The European Union and India signed a free trade agreement and, unlike the bloc’s deal with South America’s Mercosur, it has not trigger protests or backlash from European farmers.
Under the India agreement signed yesterday, industry representatives say sensitive products are protected, trade gains are concentrated and direct competition in the most vulnerable agricultural sectors is avoided.
Agricultural organisations welcomed the deal.
Koen De Leus, chief economist at BNP Paribas Fortis, told Brussels Signal today that it was a positive move “because in agriculture the most sensitive parts such as milk and dairy products are excluded”.
“Rice, sugar and beef are also not included in the agreement,” he added.
Those exclusions, he said, fundamentally changed how EU farmers view the deal.
Trade in goods between the EU and India amounts to around €120 billion, with services accounting for about €60 billion. The agreement is expected to remove tariffs on about 90 per cent of exchanges.
By comparison, EU trade with Mercosur totals around €100 billion in goods and €42 billion in services but with agriculture playing a far more central and politically sensitive role.
“India cannot afford to fully open its agricultural market,” De Leus said. “More than 40 per cent of employment in India is still in agriculture. Opening that market to European farmers, who are far more productive, would be disastrous and lead to massive unemployment.”
That constraint on the Indian side translates into protection on the European side. Sensitive farm sectors remain shielded while liberalisation is directed elsewhere.
Copa-Cogeca, one of the EU’s main farmers’ organisations, welcomed the approach, saying the agreement “clearly recognises the need to protect the most sensitive sectors of European agriculture and its production model”.
“India represents a market of 1.45 billion consumers with considerable untapped potential for EU agri-food exports,” it said, pointing to tariff reductions on products such as processed foods, olive oil, fruit juices, wine and spirits.
The group also stressed that any Indian agri-food products entering the EU would still have to comply with Europe’s strict health, safety and food standards, a longstanding demand of farmers’ groups.
“The exclusion of the most sensitive products from liberalisation, including beef, sugar, rice, poultry and honey, demonstrates a pragmatic and responsible approach,” it said.
That structure marks a clear departure from Mercosur, where liberalisation targets precisely the sectors European farmers consider most vulnerable. In South America, beef, poultry and sugar are major export strengths, a key reason that deal sparked opposition.
Both had been negotiated over at least 20 years, with Mercosur talks lasting longer.
Although the European Commission signed that agreement during a visit to South America, the European Parliament immediately referred it to the European Court of Justice.

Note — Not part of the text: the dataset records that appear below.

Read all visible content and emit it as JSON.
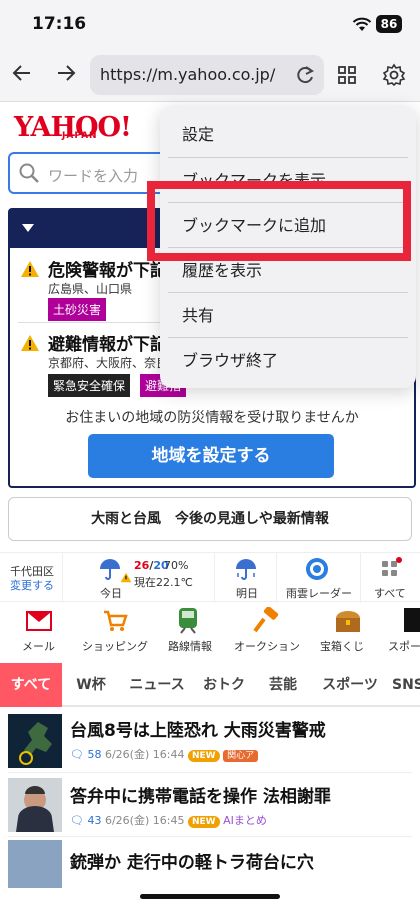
{
  "status": {
    "time": "17:16",
    "battery": "86"
  },
  "browser": {
    "url": "https://m.yahoo.co.jp/"
  },
  "logo": {
    "name": "YAHOO!",
    "sub": "JAPAN"
  },
  "search": {
    "placeholder": "ワードを入力"
  },
  "alerts": {
    "items": [
      {
        "title": "危険警報が下記",
        "regions": "広島県、山口県",
        "tags": [
          "土砂災害"
        ]
      },
      {
        "title": "避難情報が下記",
        "regions": "京都府、大阪府、奈良",
        "tags": [
          "緊急安全確保",
          "避難指"
        ]
      }
    ],
    "ask": "お住まいの地域の防災情報を受け取りませんか",
    "button": "地域を設定する"
  },
  "news_link": "大雨と台風　今後の見通しや最新情報",
  "weather": {
    "location": "千代田区",
    "change": "変更する",
    "today": "今日",
    "high": "26",
    "low": "20",
    "rain": "70%",
    "now": "現在22.1℃",
    "tomorrow": "明日",
    "radar": "雨雲レーダー",
    "all": "すべて"
  },
  "services": [
    "メール",
    "ショッピング",
    "路線情報",
    "オークション",
    "宝箱くじ",
    "スポー"
  ],
  "tabs": [
    "すべて",
    "W杯",
    "ニュース",
    "おトク",
    "芸能",
    "スポーツ",
    "SNS"
  ],
  "news": [
    {
      "title": "台風8号は上陸恐れ 大雨災害警戒",
      "comments": "58",
      "date": "6/26(金) 16:44",
      "new": "NEW",
      "extra": "関心ア"
    },
    {
      "title": "答弁中に携帯電話を操作 法相謝罪",
      "comments": "43",
      "date": "6/26(金) 16:45",
      "new": "NEW",
      "extra": "AIまとめ"
    },
    {
      "title": "銃弾か 走行中の軽トラ荷台に穴",
      "comments": "",
      "date": "",
      "new": "",
      "extra": ""
    }
  ],
  "menu": {
    "items": [
      "設定",
      "ブックマークを表示",
      "ブックマークに追加",
      "履歴を表示",
      "共有",
      "ブラウザ終了"
    ]
  },
  "colors": {
    "brand": "#e0001e",
    "highlight": "#e8253a",
    "navy": "#162358",
    "blue": "#2a7de1",
    "tab_active": "#ff5864"
  }
}
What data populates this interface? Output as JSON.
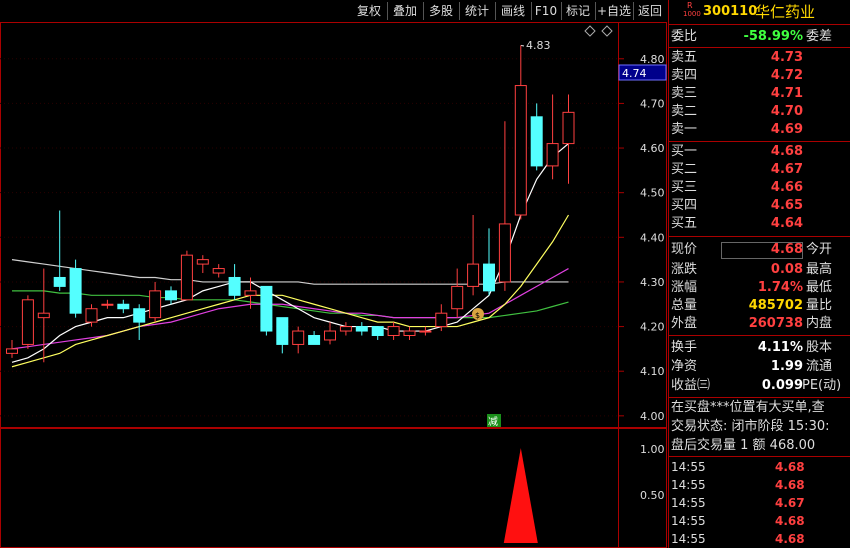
{
  "toolbar": {
    "buttons": [
      "复权",
      "叠加",
      "多股",
      "统计",
      "画线",
      "F10",
      "标记",
      "+自选",
      "返回"
    ]
  },
  "chart": {
    "price_axis_labels": [
      "4.80",
      "4.70",
      "4.60",
      "4.50",
      "4.40",
      "4.30",
      "4.20",
      "4.10",
      "4.00"
    ],
    "current_price_tag": "4.74",
    "high_marker": "4.83",
    "jian_label": "减",
    "indicator_axis_labels": [
      "1.00",
      "0.50"
    ]
  },
  "chart_data": {
    "type": "candlestick",
    "ylim": [
      3.975,
      4.86
    ],
    "candles": [
      {
        "o": 4.14,
        "c": 4.15,
        "h": 4.17,
        "l": 4.13
      },
      {
        "o": 4.16,
        "c": 4.26,
        "h": 4.27,
        "l": 4.15
      },
      {
        "o": 4.22,
        "c": 4.23,
        "h": 4.33,
        "l": 4.12
      },
      {
        "o": 4.31,
        "c": 4.29,
        "h": 4.46,
        "l": 4.28
      },
      {
        "o": 4.33,
        "c": 4.23,
        "h": 4.35,
        "l": 4.22
      },
      {
        "o": 4.21,
        "c": 4.24,
        "h": 4.25,
        "l": 4.2
      },
      {
        "o": 4.25,
        "c": 4.25,
        "h": 4.26,
        "l": 4.24
      },
      {
        "o": 4.25,
        "c": 4.24,
        "h": 4.26,
        "l": 4.23
      },
      {
        "o": 4.24,
        "c": 4.21,
        "h": 4.25,
        "l": 4.17
      },
      {
        "o": 4.22,
        "c": 4.28,
        "h": 4.3,
        "l": 4.21
      },
      {
        "o": 4.28,
        "c": 4.26,
        "h": 4.29,
        "l": 4.25
      },
      {
        "o": 4.26,
        "c": 4.36,
        "h": 4.37,
        "l": 4.26
      },
      {
        "o": 4.34,
        "c": 4.35,
        "h": 4.36,
        "l": 4.32
      },
      {
        "o": 4.32,
        "c": 4.33,
        "h": 4.34,
        "l": 4.31
      },
      {
        "o": 4.31,
        "c": 4.27,
        "h": 4.34,
        "l": 4.26
      },
      {
        "o": 4.27,
        "c": 4.28,
        "h": 4.31,
        "l": 4.24
      },
      {
        "o": 4.29,
        "c": 4.19,
        "h": 4.29,
        "l": 4.18
      },
      {
        "o": 4.22,
        "c": 4.16,
        "h": 4.22,
        "l": 4.14
      },
      {
        "o": 4.16,
        "c": 4.19,
        "h": 4.2,
        "l": 4.14
      },
      {
        "o": 4.18,
        "c": 4.16,
        "h": 4.19,
        "l": 4.16
      },
      {
        "o": 4.17,
        "c": 4.19,
        "h": 4.21,
        "l": 4.16
      },
      {
        "o": 4.19,
        "c": 4.2,
        "h": 4.21,
        "l": 4.18
      },
      {
        "o": 4.2,
        "c": 4.19,
        "h": 4.21,
        "l": 4.18
      },
      {
        "o": 4.2,
        "c": 4.18,
        "h": 4.2,
        "l": 4.17
      },
      {
        "o": 4.18,
        "c": 4.2,
        "h": 4.21,
        "l": 4.17
      },
      {
        "o": 4.18,
        "c": 4.19,
        "h": 4.2,
        "l": 4.17
      },
      {
        "o": 4.19,
        "c": 4.19,
        "h": 4.2,
        "l": 4.18
      },
      {
        "o": 4.2,
        "c": 4.23,
        "h": 4.25,
        "l": 4.19
      },
      {
        "o": 4.24,
        "c": 4.29,
        "h": 4.33,
        "l": 4.22
      },
      {
        "o": 4.29,
        "c": 4.34,
        "h": 4.45,
        "l": 4.27
      },
      {
        "o": 4.34,
        "c": 4.28,
        "h": 4.42,
        "l": 4.27
      },
      {
        "o": 4.3,
        "c": 4.43,
        "h": 4.66,
        "l": 4.28
      },
      {
        "o": 4.45,
        "c": 4.74,
        "h": 4.83,
        "l": 4.44
      },
      {
        "o": 4.67,
        "c": 4.56,
        "h": 4.7,
        "l": 4.55
      },
      {
        "o": 4.56,
        "c": 4.61,
        "h": 4.72,
        "l": 4.53
      },
      {
        "o": 4.61,
        "c": 4.68,
        "h": 4.72,
        "l": 4.52
      }
    ],
    "ma_white": [
      4.12,
      4.13,
      4.15,
      4.18,
      4.2,
      4.21,
      4.22,
      4.22,
      4.23,
      4.24,
      4.25,
      4.26,
      4.28,
      4.29,
      4.3,
      4.3,
      4.28,
      4.26,
      4.24,
      4.22,
      4.21,
      4.2,
      4.2,
      4.2,
      4.19,
      4.19,
      4.19,
      4.2,
      4.21,
      4.24,
      4.27,
      4.35,
      4.45,
      4.53,
      4.58,
      4.61
    ],
    "ma_yellow": [
      4.11,
      4.12,
      4.13,
      4.14,
      4.16,
      4.17,
      4.18,
      4.19,
      4.2,
      4.21,
      4.22,
      4.23,
      4.24,
      4.25,
      4.26,
      4.27,
      4.27,
      4.27,
      4.26,
      4.25,
      4.24,
      4.23,
      4.22,
      4.21,
      4.21,
      4.2,
      4.2,
      4.2,
      4.2,
      4.21,
      4.22,
      4.25,
      4.29,
      4.34,
      4.39,
      4.45
    ],
    "ma_magenta": [
      4.15,
      4.155,
      4.16,
      4.165,
      4.17,
      4.175,
      4.18,
      4.19,
      4.2,
      4.205,
      4.21,
      4.22,
      4.23,
      4.24,
      4.245,
      4.25,
      4.25,
      4.25,
      4.245,
      4.24,
      4.235,
      4.23,
      4.23,
      4.225,
      4.22,
      4.22,
      4.22,
      4.22,
      4.22,
      4.225,
      4.23,
      4.25,
      4.27,
      4.29,
      4.31,
      4.33
    ],
    "ma_green": [
      4.28,
      4.28,
      4.28,
      4.275,
      4.275,
      4.27,
      4.27,
      4.27,
      4.27,
      4.265,
      4.265,
      4.26,
      4.26,
      4.26,
      4.26,
      4.255,
      4.25,
      4.245,
      4.24,
      4.235,
      4.23,
      4.23,
      4.225,
      4.225,
      4.22,
      4.22,
      4.22,
      4.22,
      4.22,
      4.22,
      4.22,
      4.225,
      4.23,
      4.235,
      4.245,
      4.255
    ],
    "ma_long": [
      4.35,
      4.345,
      4.34,
      4.335,
      4.33,
      4.325,
      4.32,
      4.315,
      4.31,
      4.31,
      4.305,
      4.305,
      4.3,
      4.3,
      4.3,
      4.3,
      4.3,
      4.3,
      4.3,
      4.295,
      4.295,
      4.295,
      4.295,
      4.295,
      4.295,
      4.295,
      4.295,
      4.295,
      4.295,
      4.295,
      4.295,
      4.3,
      4.3,
      4.3,
      4.3,
      4.3
    ],
    "indicator_peak_index": 32,
    "indicator_peak_value": 1.0
  },
  "panel": {
    "stock_badge_top": "R",
    "stock_badge_bottom": "1000",
    "stock_code": "300110",
    "stock_name": "华仁药业",
    "weibi_label": "委比",
    "weibi_value": "-58.99%",
    "weicha_label": "委差",
    "sell": [
      {
        "label": "卖五",
        "price": "4.73"
      },
      {
        "label": "卖四",
        "price": "4.72"
      },
      {
        "label": "卖三",
        "price": "4.71"
      },
      {
        "label": "卖二",
        "price": "4.70"
      },
      {
        "label": "卖一",
        "price": "4.69"
      }
    ],
    "buy": [
      {
        "label": "买一",
        "price": "4.68"
      },
      {
        "label": "买二",
        "price": "4.67"
      },
      {
        "label": "买三",
        "price": "4.66"
      },
      {
        "label": "买四",
        "price": "4.65"
      },
      {
        "label": "买五",
        "price": "4.64"
      }
    ],
    "quote": [
      {
        "label": "现价",
        "value": "4.68",
        "rlabel": "今开",
        "color": "red"
      },
      {
        "label": "涨跌",
        "value": "0.08",
        "rlabel": "最高",
        "color": "red"
      },
      {
        "label": "涨幅",
        "value": "1.74%",
        "rlabel": "最低",
        "color": "red"
      },
      {
        "label": "总量",
        "value": "485702",
        "rlabel": "量比",
        "color": "yellow"
      },
      {
        "label": "外盘",
        "value": "260738",
        "rlabel": "内盘",
        "color": "red"
      }
    ],
    "stats": [
      {
        "label": "换手",
        "value": "4.11%",
        "rlabel": "股本"
      },
      {
        "label": "净资",
        "value": "1.99",
        "rlabel": "流通"
      },
      {
        "label": "收益㈢",
        "value": "0.099",
        "rlabel": "PE(动)"
      }
    ],
    "message": "在买盘***位置有大买单,查",
    "trade_status": "交易状态: 闭市阶段 15:30:",
    "after_hours": "盘后交易量 1 额 468.00",
    "ticks": [
      {
        "time": "14:55",
        "price": "4.68"
      },
      {
        "time": "14:55",
        "price": "4.68"
      },
      {
        "time": "14:55",
        "price": "4.67"
      },
      {
        "time": "14:55",
        "price": "4.68"
      },
      {
        "time": "14:55",
        "price": "4.68"
      }
    ]
  }
}
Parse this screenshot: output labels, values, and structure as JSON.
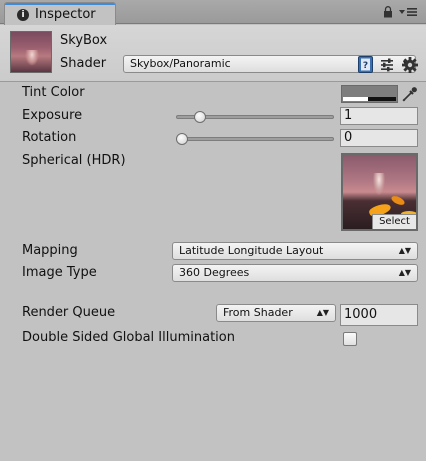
{
  "tab": {
    "label": "Inspector",
    "icon": "info-icon"
  },
  "header": {
    "material_name": "SkyBox",
    "shader_label": "Shader",
    "shader_value": "Skybox/Panoramic"
  },
  "properties": {
    "tint_color": {
      "label": "Tint Color",
      "color": "#7e7e7e",
      "alpha": 0.47
    },
    "exposure": {
      "label": "Exposure",
      "value": "1",
      "slider_fraction": 0.125
    },
    "rotation": {
      "label": "Rotation",
      "value": "0",
      "slider_fraction": 0.0
    },
    "spherical": {
      "label": "Spherical  (HDR)",
      "select_label": "Select"
    },
    "mapping": {
      "label": "Mapping",
      "value": "Latitude Longitude Layout"
    },
    "image_type": {
      "label": "Image Type",
      "value": "360 Degrees"
    },
    "render_queue": {
      "label": "Render Queue",
      "mode": "From Shader",
      "value": "1000"
    },
    "double_sided_gi": {
      "label": "Double Sided Global Illumination",
      "checked": false
    }
  },
  "colors": {
    "accent": "#3d8bd9",
    "panel_bg": "#c2c2c2"
  }
}
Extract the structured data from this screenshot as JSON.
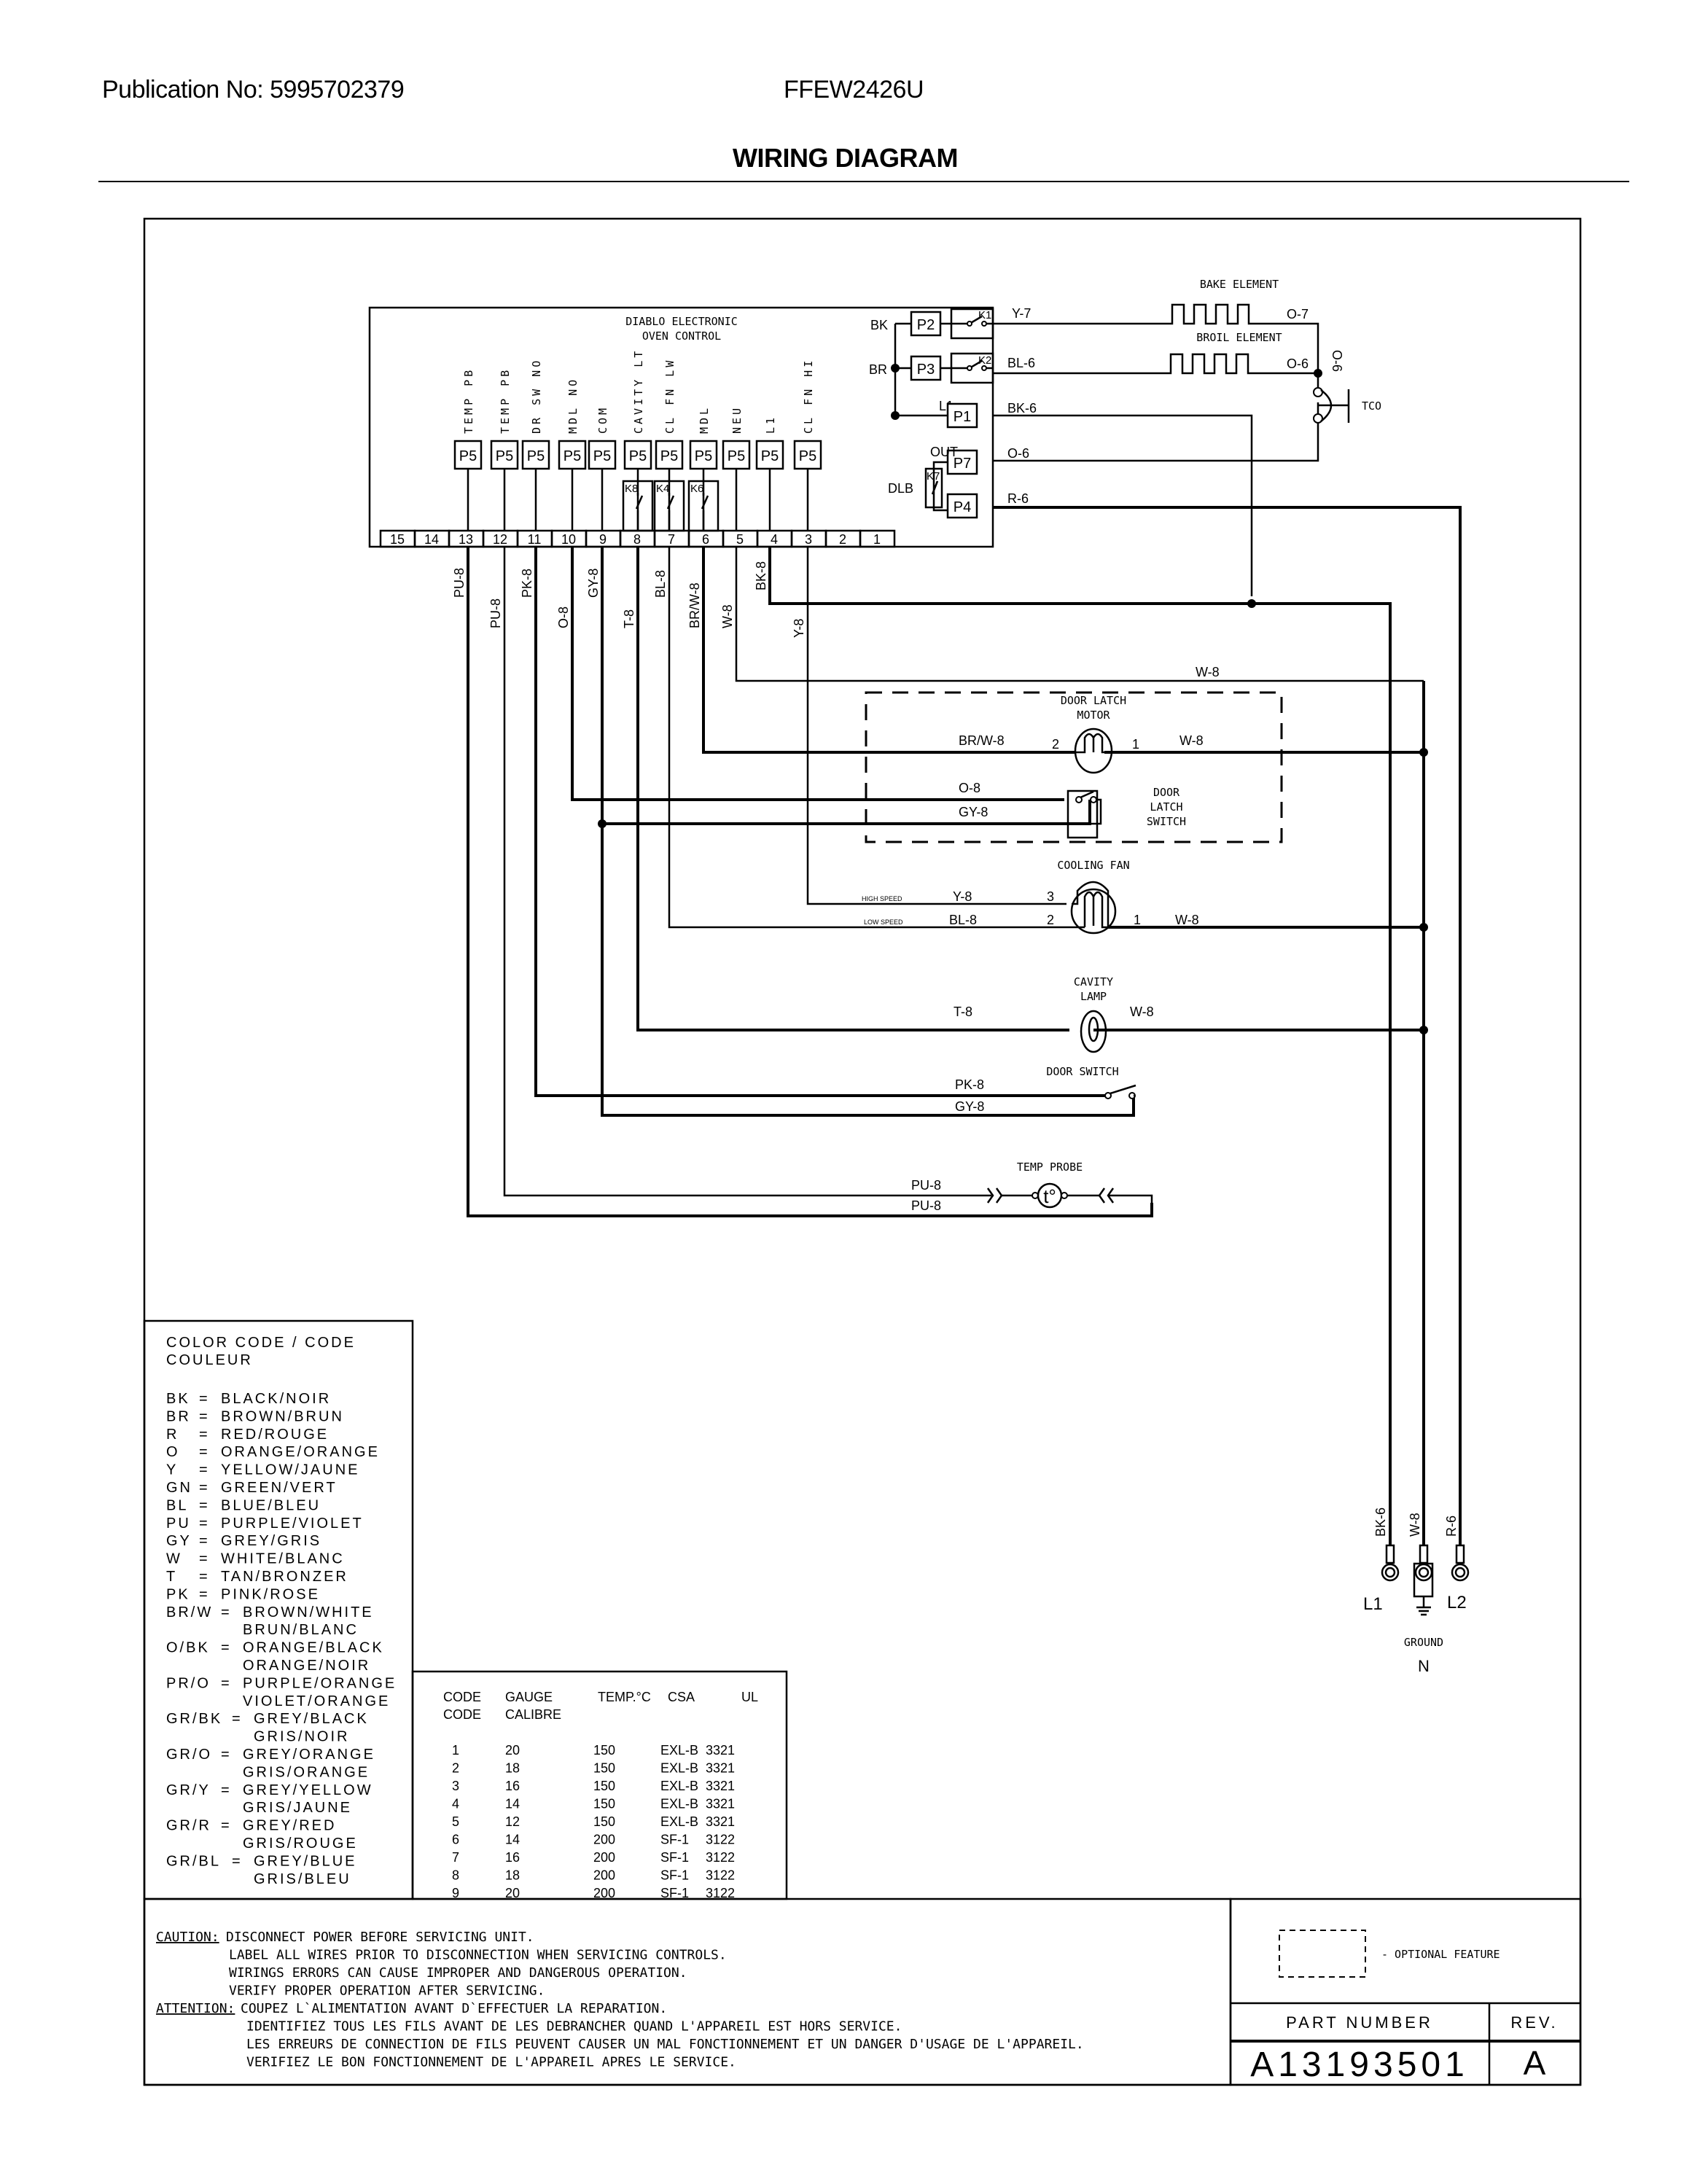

Farmers’ organisations across the EU opposed the deal, warning it would expose them to competition from large-scale agricultural exporters and weaken farming standards.
Economic scale also shapes the debate. India and Mercosur differ sharply in size, growth prospects and strategic weight.
“The growth potential is higher in India, which increases the possible impact of the trade agreement,” Ruben Dewitte, senior economist at ING Belgium, told Brussels Signal today.
India’s population of around 1.45 billion dwarfs Mercosur’s approximately 270 million and, from a strategic perspective, Dewitte added, India’s geographic position near China also makes it a more significant long-term partner for the EU.
Model simulations by the Kiel Institute for the World Economy show that deeper EU-India integration could boost bilateral trade by 41 per cent to 65 per cent, expand supply chains and raise incomes on both sides, reinforcing the logic of opening less sensitive sectors first.
Dewitte added that both agreements remove or reduce tariffs on more than 90 per cent of tariff lines but that headline figure masks key differences.
“Politically, we can mainly expect import growth in less sensitive sectors such as IT services, chemicals and textiles,” he said of the EU-India deal. “Sensitive European agricultural sectors remain protected.”
That design has limited resistance from farmers but has not silenced political criticism. Belgian Green MEP Saskia Bricmont questioned the broader direction of EU trade policy.
“It is incomprehensible to conclude, on the one hand, a partnership with a state that does business with Putin’s Russia, while on the other hand we legitimately support Ukraine,” she wrote.
“Over the past three years, a third of India’s oil imports came from Russia, which contributed to financing its war in Ukraine,” Bricmont said.
India has also deepened co-operation with Russia beyond trade. The two countries are discussing defence production, labour mobility and long-term economic co-ordination, while discounted Russian oil has remained a significant part of India’s energy supply despite western sanctions.
Bricmont compared the agreement to an “agriculture-for-cars” logic, where sensitive sectors are protected to secure industrial gains. She warned the India deal risked becoming an “Ukraine-for-cars” trade-off.
She added that the EU is expanding market access for European industries while downplaying India’s ties with Moscow at a time when Brussels is seeking to isolate Russia economically over the war in Ukraine.